Let there be three masses labeled A, X, B, equally spaced in a line in otherwise-sufficiently-flat space, and initially motionless in our reference frame. A and B have the same mass.

Therefore, ignoring tides (that is, nonzero size of X), X is attracted equally to both and therefore does not accelerate.

Now blow up A, i.e. split it into two or more parts accelerating away from the vicinity (not in line with X and B). X's trajectory is now towards B. Blow up B an you have now obtained the “keeps moving in unbent spacetime” condition.

If you have $MAGIC which can create a curvature without corresponding mass, then you don't need A; just temporarily create the equivalent of B. And for more localized effect, create a dipole — that is, also have temporary A with effective negative mass. This would reduce the impact on farther-away objects. But if you have arbitrary control over the curvature of space, you don't absolutely need that and can just declare that the effect is of limited extent. And build the Alcubierre drive while you're at it.

[Lambda]

It seems reasonable to declare that the warp drive is an Alcubierre drive. I'm not sure I understood the rest of it.

"without changing the curvature of space": We're definitely changing the curvature of space? That's what the warp technology is.
falling towards B: That seems generally reasonable; you could certainly accelerate by shortening the distance to an existing heavy object in the direction you want to go. On the other hand, the warp drive doesn't necessarily shorten the entire distance to be covered at once, but rather just the section of "road" that's currently actually in use, so it might not have the range to make that practical.

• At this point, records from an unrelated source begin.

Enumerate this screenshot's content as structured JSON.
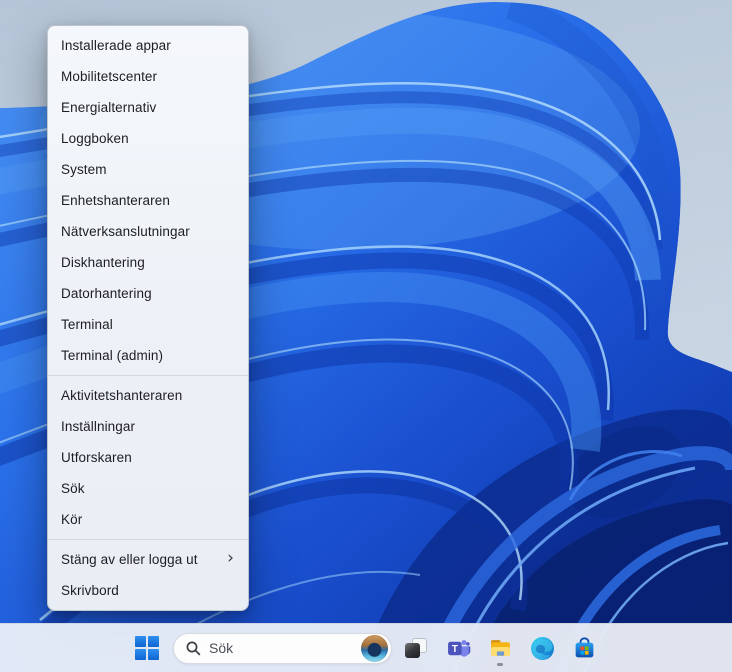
{
  "desktop": {
    "wallpaper_name": "windows-11-bloom",
    "colors": {
      "background_top": "#b5c5d7",
      "background_bottom": "#d0dbe7",
      "bloom_bright": "#4c95f5",
      "bloom_mid": "#2a70ea",
      "bloom_dark": "#0a2f9e",
      "bloom_navy_shadow": "#08206e",
      "petal_highlight": "#a8d4fb"
    }
  },
  "menu": {
    "name": "win-x-quick-link-menu",
    "submenu_indicator": "›",
    "groups": [
      [
        "Installerade appar",
        "Mobilitetscenter",
        "Energialternativ",
        "Loggboken",
        "System",
        "Enhetshanteraren",
        "Nätverksanslutningar",
        "Diskhantering",
        "Datorhantering",
        "Terminal",
        "Terminal (admin)"
      ],
      [
        "Aktivitetshanteraren",
        "Inställningar",
        "Utforskaren",
        "Sök",
        "Kör"
      ],
      [
        {
          "label": "Stäng av eller logga ut",
          "submenu": true
        },
        "Skrivbord"
      ]
    ]
  },
  "taskbar": {
    "colors": {
      "taskbar_bg": "#f0f3f9",
      "accent_blue": "#1573e6"
    },
    "start": {
      "icon": "windows-logo-icon"
    },
    "search": {
      "placeholder": "Sök",
      "icons": [
        "magnifier-icon",
        "bing-daily-image-avatar"
      ]
    },
    "teams_glyph": "T",
    "buttons": [
      {
        "icon": "task-view-icon",
        "running": false
      },
      {
        "icon": "teams-icon",
        "running": false
      },
      {
        "icon": "file-explorer-icon",
        "running": true
      },
      {
        "icon": "edge-icon",
        "running": false
      },
      {
        "icon": "microsoft-store-icon",
        "running": false
      }
    ]
  }
}
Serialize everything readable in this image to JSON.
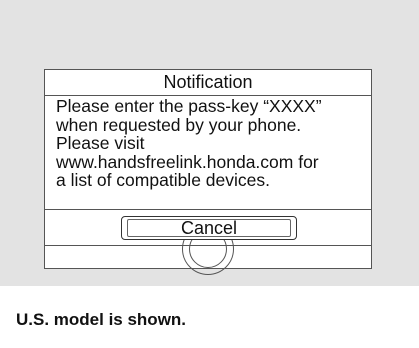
{
  "dialog": {
    "title": "Notification",
    "message": "Please enter the pass-key “XXXX”\nwhen requested by your phone.\nPlease visit\nwww.handsfreelink.honda.com for\na list of compatible devices.",
    "cancel_label": "Cancel"
  },
  "caption": "U.S. model is shown."
}
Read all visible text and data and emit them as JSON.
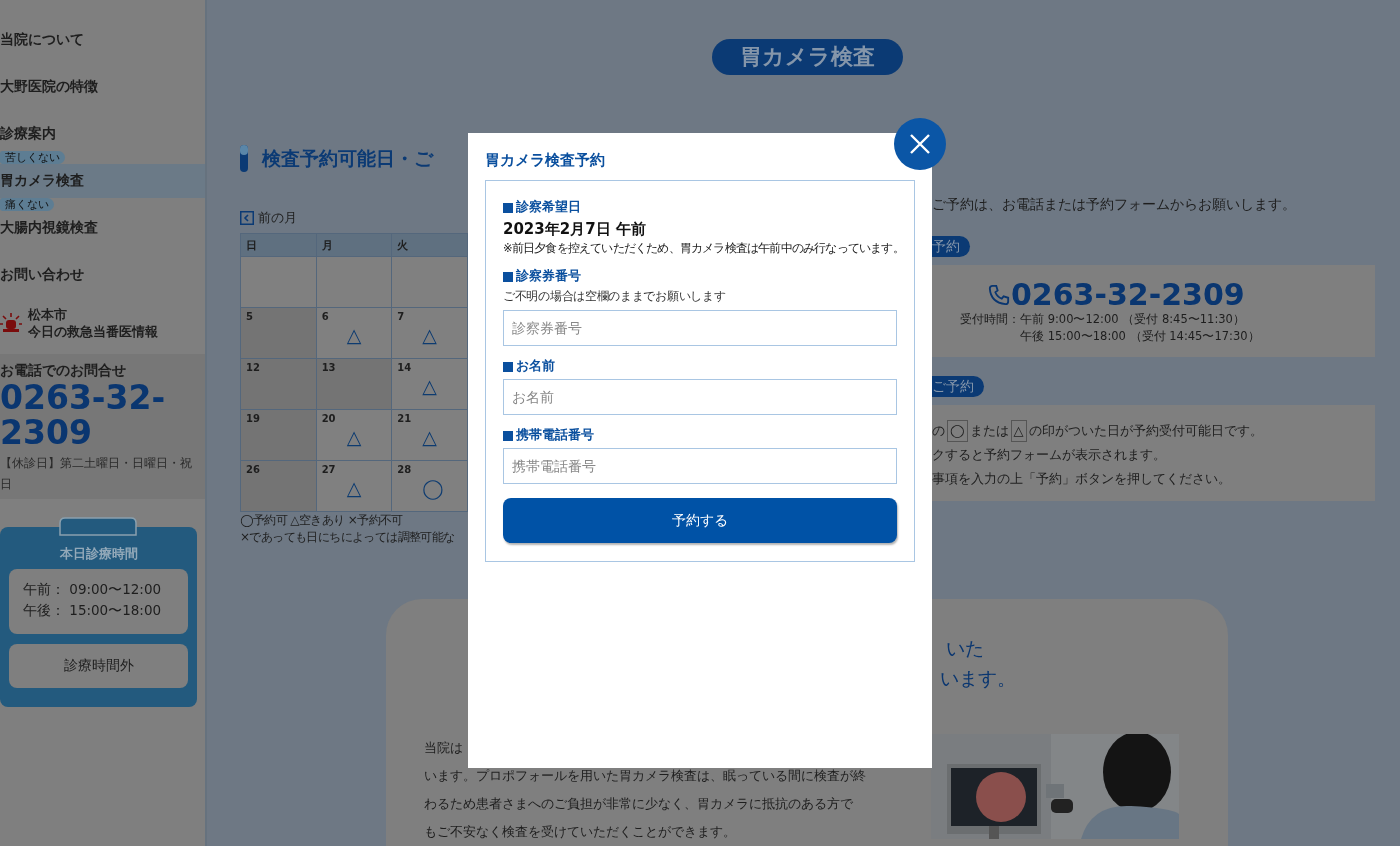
{
  "sidebar": {
    "nav": [
      {
        "label": "当院について",
        "selected": false
      },
      {
        "label": "大野医院の特徴",
        "selected": false
      },
      {
        "label": "診療案内",
        "selected": false
      },
      {
        "label": "胃カメラ検査",
        "tag": "苦しくない",
        "selected": true
      },
      {
        "label": "大腸内視鏡検査",
        "tag": "痛くない",
        "selected": false
      },
      {
        "label": "お問い合わせ",
        "selected": false
      }
    ],
    "emergency": [
      "松本市",
      "今日の救急当番医情報"
    ],
    "phone": {
      "heading": "お電話でのお問合せ",
      "number": "0263-32-2309",
      "holidays": "【休診日】第二土曜日・日曜日・祝日"
    },
    "hours": {
      "title": "本日診療時間",
      "rows": [
        {
          "label": "午前：",
          "time": "09:00〜12:00"
        },
        {
          "label": "午後：",
          "time": "15:00〜18:00"
        }
      ],
      "status": "診療時間外"
    }
  },
  "page_title": "胃カメラ検査",
  "calendar_section": {
    "heading": "検査予約可能日・ご",
    "prev_month": "前の月",
    "weekdays": [
      "日",
      "月",
      "火"
    ],
    "weeks": [
      [
        {
          "closed": false
        },
        {
          "closed": false
        },
        {
          "closed": false
        }
      ],
      [
        {
          "day": "5",
          "closed": true
        },
        {
          "day": "6",
          "mark": "△",
          "closed": false
        },
        {
          "day": "7",
          "mark": "△",
          "closed": false
        }
      ],
      [
        {
          "day": "12",
          "closed": true
        },
        {
          "day": "13",
          "closed": true
        },
        {
          "day": "14",
          "mark": "△",
          "closed": false
        }
      ],
      [
        {
          "day": "19",
          "closed": true
        },
        {
          "day": "20",
          "mark": "△",
          "closed": false
        },
        {
          "day": "21",
          "mark": "△",
          "closed": false
        }
      ],
      [
        {
          "day": "26",
          "closed": true
        },
        {
          "day": "27",
          "mark": "△",
          "closed": false
        },
        {
          "day": "28",
          "mark": "◯",
          "closed": false
        }
      ]
    ],
    "legend": [
      "◯予約可 △空きあり ×予約不可",
      "×であっても日にちによっては調整可能な"
    ]
  },
  "reservation_info": {
    "intro": "ご予約は、お電話または予約フォームからお願いします。",
    "phone_label": "予約",
    "phone_number": "0263-32-2309",
    "hours_label": "受付時間：",
    "hours": [
      "午前 9:00〜12:00 （受付 8:45〜11:30）",
      "午後 15:00〜18:00 （受付 14:45〜17:30）"
    ],
    "web_label": "ご予約",
    "web_line_1": [
      {
        "kind": "text",
        "text": "の"
      },
      {
        "kind": "boxed",
        "text": "◯"
      },
      {
        "kind": "text",
        "text": "または"
      },
      {
        "kind": "boxed",
        "text": "△"
      },
      {
        "kind": "text",
        "text": "の印がついた日が予約受付可能日です。"
      }
    ],
    "web_lines": [
      "クすると予約フォームが表示されます。",
      "事項を入力の上「予約」ボタンを押してください。"
    ]
  },
  "feature": {
    "heading_lines": [
      "いた",
      "います。"
    ],
    "intro_start": "当院は",
    "lines": [
      "います。プロポフォールを用いた胃カメラ検査は、眠っている間に検査が終",
      "わるため患者さまへのご負担が非常に少なく、胃カメラに抵抗のある方で",
      "もご不安なく検査を受けていただくことができます。"
    ],
    "photo": {
      "kind": "picture"
    }
  },
  "modal": {
    "title": "胃カメラ検査予約",
    "sections": [
      {
        "kind": "date",
        "label": "診察希望日",
        "value": "2023年2月7日 午前",
        "note": "※前日夕食を控えていただくため、胃カメラ検査は午前中のみ行なっています。"
      },
      {
        "kind": "input",
        "label": "診察券番号",
        "hint": "ご不明の場合は空欄のままでお願いします",
        "placeholder": "診察券番号"
      },
      {
        "kind": "input",
        "label": "お名前",
        "placeholder": "お名前"
      },
      {
        "kind": "input",
        "label": "携帯電話番号",
        "placeholder": "携帯電話番号"
      }
    ],
    "submit": "予約する"
  }
}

I'm not completely convinced that creating a curvature is directly equivalent to creating a mass, in terms of making things fall.

[Unbitwise]

Sorry, I failed at disambiguation. By "without changing the curvature of space" I meant without making some change at the same time the motion starts. That is, there is no static configuration of curvature-of-space-around-a-mass which will cause the mass to start moving at some later time than when that configuration starts to exist. I don't think that's what you wanted, but I saw the possible meaning and wanted to avoid it.

[Lambda]

In that case, I think I can reasonably rule that it doesn't work because matter tends to resist warping of the space that it occupies. (Warp drive and shields only warp space around the ship. A ship using warp drive passes through warped space, but that space is already warped before the ship enters it.) You could, in theory, use the warp device to navigate within a system by adjusting your distance from (and therefore attraction to) the star, but this is usually not cost-effective in comparison to conventional reaction-mass engines.